Pek çok uluslararası temel metinde, örneğin Avrupa Konseyinin Biyoetik Komisyonunun raporlarında ve yakın geçmişte Kahire'de 238 ülkenin katılımıyla gerçekleştirilen Uluslararası Nüfus ve Kalkınma Konferansı toplantısının sonuç metninde de konu ele alınmış ve tıp dışı nedenlerle gerçekleştirilen cinsiyet seçimi uygulamaları uygun görülmemiş ve buna karşı önlem alınması gerektiği dile getirilmiştir.

Bu itibarla tıbbi bir zorunluluk bulunmadıkça cinsiyet tayinine gidilmesi dinen uygun değildir.

Preimplantasyon Genetik Tanı Nedir?

Preimplantasyon genetik tanıyla birkaç kez tüp bebek tedavisi yaptırıp çocuk sahibi olamamış çiftlerde gebelik şansı artırılmakta ve düşük ihtimali azaltılmaktadır. Bu uygulamayla bebekte ortaya çıkabilecek çok önemli genetik rahatsızlıkların bir bölümü embriyoların ana rahmine yerleştirilmeden önce bulunup tedavi edilmesi mümkün olabilmekte, böylece sakat çocukların dünyaya gelmesinin de önüne geçilebilmektedir. Bunun yanında bazı embriyoların imha edilmesi de söz konusu olabilmektedir.

İslam dini, insan ve toplum yararına olan her türlü çalışmayı teşvik eder. Ancak bu çalışmaların dini, ahlaki ve manevi değerler açısından problem oluşturacak ve insanlık için tehlikeler arz edecek noktalara getirilmesini onaylamaz. Zira, ahlaki ilkeler ve dini değerlerden soyutlanarak yapılan çalışmalar, insanlığa fayda yerine zarar getirir. Bu itibarla, insanlığın hayrına olan genetik araştırmalar da İslam dinince tasvip edilmekle birlikte, bu araştırmaların insan neslini ve tabiatın dengesini bozacak şekilde yapılması kabul edilemez.
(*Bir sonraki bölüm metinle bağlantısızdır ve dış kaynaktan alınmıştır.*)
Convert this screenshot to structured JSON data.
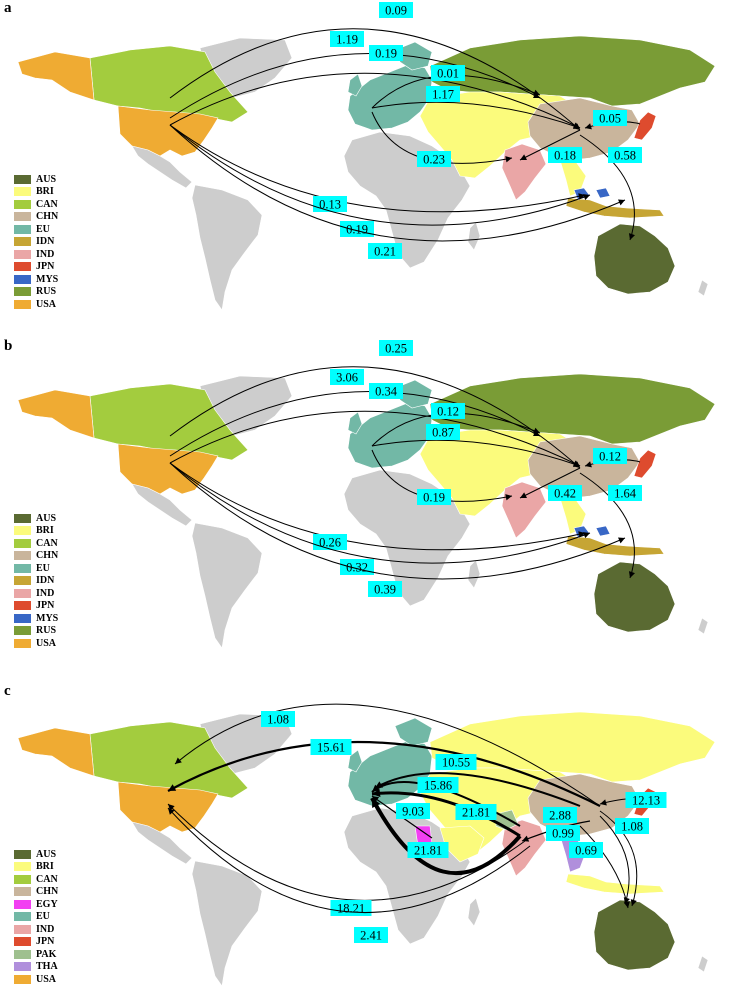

Embriyo, insanın maddi kaynağını oluşturduğundan, dış dünyadaki insanın sahip olduğu keramet ve itibara sahip bulunmaktadır. Bu nedenle, icbar edici bir gerekçe yokken, insan embriyosunun öldürülmesi veya deney aracı olarak kullanılması ahlaki olmadığı gibi dinen de hoş görülemez. Bundan dolayı tüp bebek yönteminde birden fazla blastocist üretilmesi ve bunlardan bir kısmının ana rahmine konması ve veya sağlıklı olanların seçilip sağlıksız olduğu düşünülenlen diğer blastocistlerin yok edilmesi ya da araştırmalarda ve bazı hastalıkların tedavisinde kullanılması, tüp bebek konusunu dini açıdan yeniden tartışılır hale getirmektedir. Çünkü sperm ve yumurtanın döllenmesinden itibaren, oluşan zigotu insan olarak kabul eden bilim adamları bulunmaktadır. Buna göre insana ilk anından itibaren bir birey olarak saygı duyulmalı, hukuki hakları tanınmalı ve ihlal edilmemelidir. Bu sakıncayı giderebilmek için, tüp bebek uygulamasında eğer mümkünse ihtiyaçtan fazla yumurta döllenmemeli ve bunlar ilmi-teknolojik imkânlarla korunmalı, sadece ihtiyaç duyulan yumurtaların döllenmesiyle yetinmelidir. Aksi takdirde fazla aşılanmış yumurtaların imha edilmesi dini yönden sakıncalı olacaktır. Bununla beraber döllenmiş olan fazla embriyoların itlafı, anne rahmine yerleştirilmiş olan ceninin itlafı veya diğer bir tabir ile kürtaj gibi de değerlendirilmez. Bu nedenle en başından gerekli tedbirler alındığı halde, sağlıksız olduğu tespit edilen veya anneye transfer edilemeyen embriyoların imha edilmesinden başka bir çare gözükmemektedir.”